La colère prenait racine dans le creux de mon ventre, prenant le contrôle de ma langue. Les mots s’échappaient d’entre mes lèvres avec une telle facilité.
— Pourquoi elle est sur la liste ? Mais parce que je l’aime ! Parce que je l’ai embrassé, parce que j’ai…
Je me stoppai net car je ne souhaitais pas lui donner les détails intimes de notre relation. Seulement, il devait comprendre qui était Alice pour moi. Ce qu’elle représentait. Il fallait qu’il entende ma culpabilité, ma tristesse. Qu’il prenne conscience du poids de son absence.
— Tu sais ce que ça fait de savoir que tu as condamné la personne que tu aimes le plus au monde à une mort certaine ?
Ses yeux ne quittaient plus les miens. Un fil se tendait entre nous.
Puis, un bip linéaire et strident s’étira dans la pièce, détournant notre attention. Rapidement, il s’approcha du vieux. Il attrapa sa main molle avant de murmurer des paroles inaudibles d’où je me tenais. Du personnel en blouse blanche entra dans la chambre et s’anima autour du patient. Ils annoncèrent l’heure du décès avant d’éteindre les machines sans faire attention à nous.
Mon père me fit un signe et je le rejoignis. Nous étions collés au mur pour pouvoir nous mouvoir plus facilement. Il sortit une fiole de sa poche. Puis, il inspira avant de réduire l'écart entre son visage et celui de l’homme. Ses yeux se plantèrent vers le milieu de ses poumons. Puis il inspira. Tandis qu’il inhalait de l’air, l’âme sortit doucement, comme une écharde plantée dans la peau. Elle s’étira avant de se réduire en un spectre jaune et visqueux.
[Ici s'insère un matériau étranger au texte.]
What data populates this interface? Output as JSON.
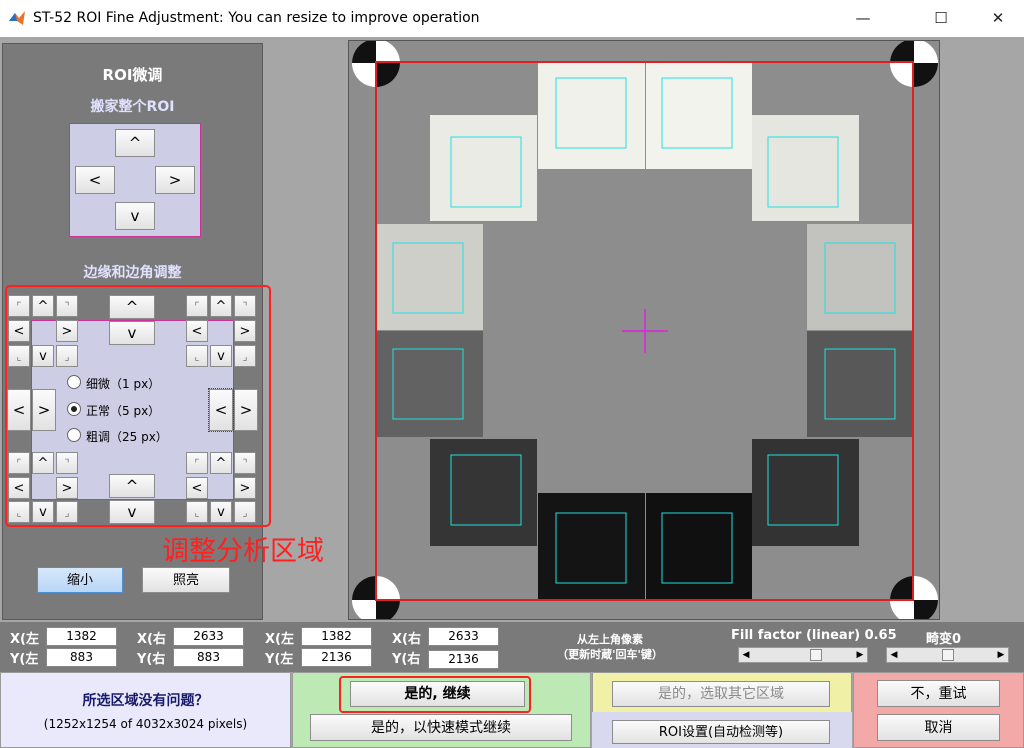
{
  "window": {
    "title": "ST-52 ROI Fine Adjustment: You can resize to improve operation",
    "minimize": "—",
    "maximize": "☐",
    "close": "✕"
  },
  "left": {
    "title": "ROI微调",
    "move_label": "搬家整个ROI",
    "edge_label": "边缘和边角调整",
    "arrow_up": "^",
    "arrow_down": "v",
    "arrow_left": "<",
    "arrow_right": ">",
    "corner_tl": "⌜",
    "corner_tr": "⌝",
    "corner_bl": "⌞",
    "corner_br": "⌟",
    "radios": [
      {
        "label": "细微（1 px）",
        "selected": false
      },
      {
        "label": "正常（5 px）",
        "selected": true
      },
      {
        "label": "粗调（25 px）",
        "selected": false
      }
    ],
    "annotation": "调整分析区域",
    "zoom_btn": "缩小",
    "light_btn": "照亮"
  },
  "coords": {
    "x_left_label": "X(左",
    "y_left_label": "Y(左",
    "x_right_label": "X(右",
    "y_right_label": "Y(右",
    "x_left_top": "1382",
    "y_left_top": "883",
    "x_right_top": "2633",
    "y_right_top": "883",
    "x_left_bot": "1382",
    "y_left_bot": "2136",
    "x_right_bot": "2633",
    "y_right_bot": "2136",
    "pixel_note1": "从左上角像素",
    "pixel_note2": "（更新时蔵'回车'键）",
    "fill_label": "Fill factor (linear) 0.65",
    "distort_label": "畸变0",
    "fill_value": 0.65,
    "distort_value": 0.5
  },
  "bottom": {
    "question": "所选区域没有问题？",
    "size_info": "(1252x1254 of 4032x3024 pixels)",
    "yes_continue": "是的, 继续",
    "yes_fast": "是的，以快速模式继续",
    "yes_other": "是的，选取其它区域",
    "roi_settings": "ROI设置(自动检测等)",
    "no_retry": "不，重试",
    "cancel": "取消"
  },
  "colors": {
    "panel": "#7a7a7a",
    "lavender": "#cdcde6",
    "annotation": "#ff2020",
    "cyan": "#20e0e0",
    "crosshair": "#e020e0"
  }
}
Il fit une espèce de rond avec ses doigts, la guidant vers la fiole.
Une fois à l’intérieur, il referma le bouchon de liège et la rangea dans sa poche avant.
— Certains Maîtres absorbent l’âme sans contact. Mais j’aime avoir un dernier geste d’humanité.
Je conservai le silence tout en lui jetant un regard de biais. Je n’avais pas l’habitude de l’entendre s’exprimer ainsi.
— Viens.
Il tendit une nouvelle fois son bras vers moi et je m’en saisis sans réfléchir, pour qu’il nous transporte ailleurs.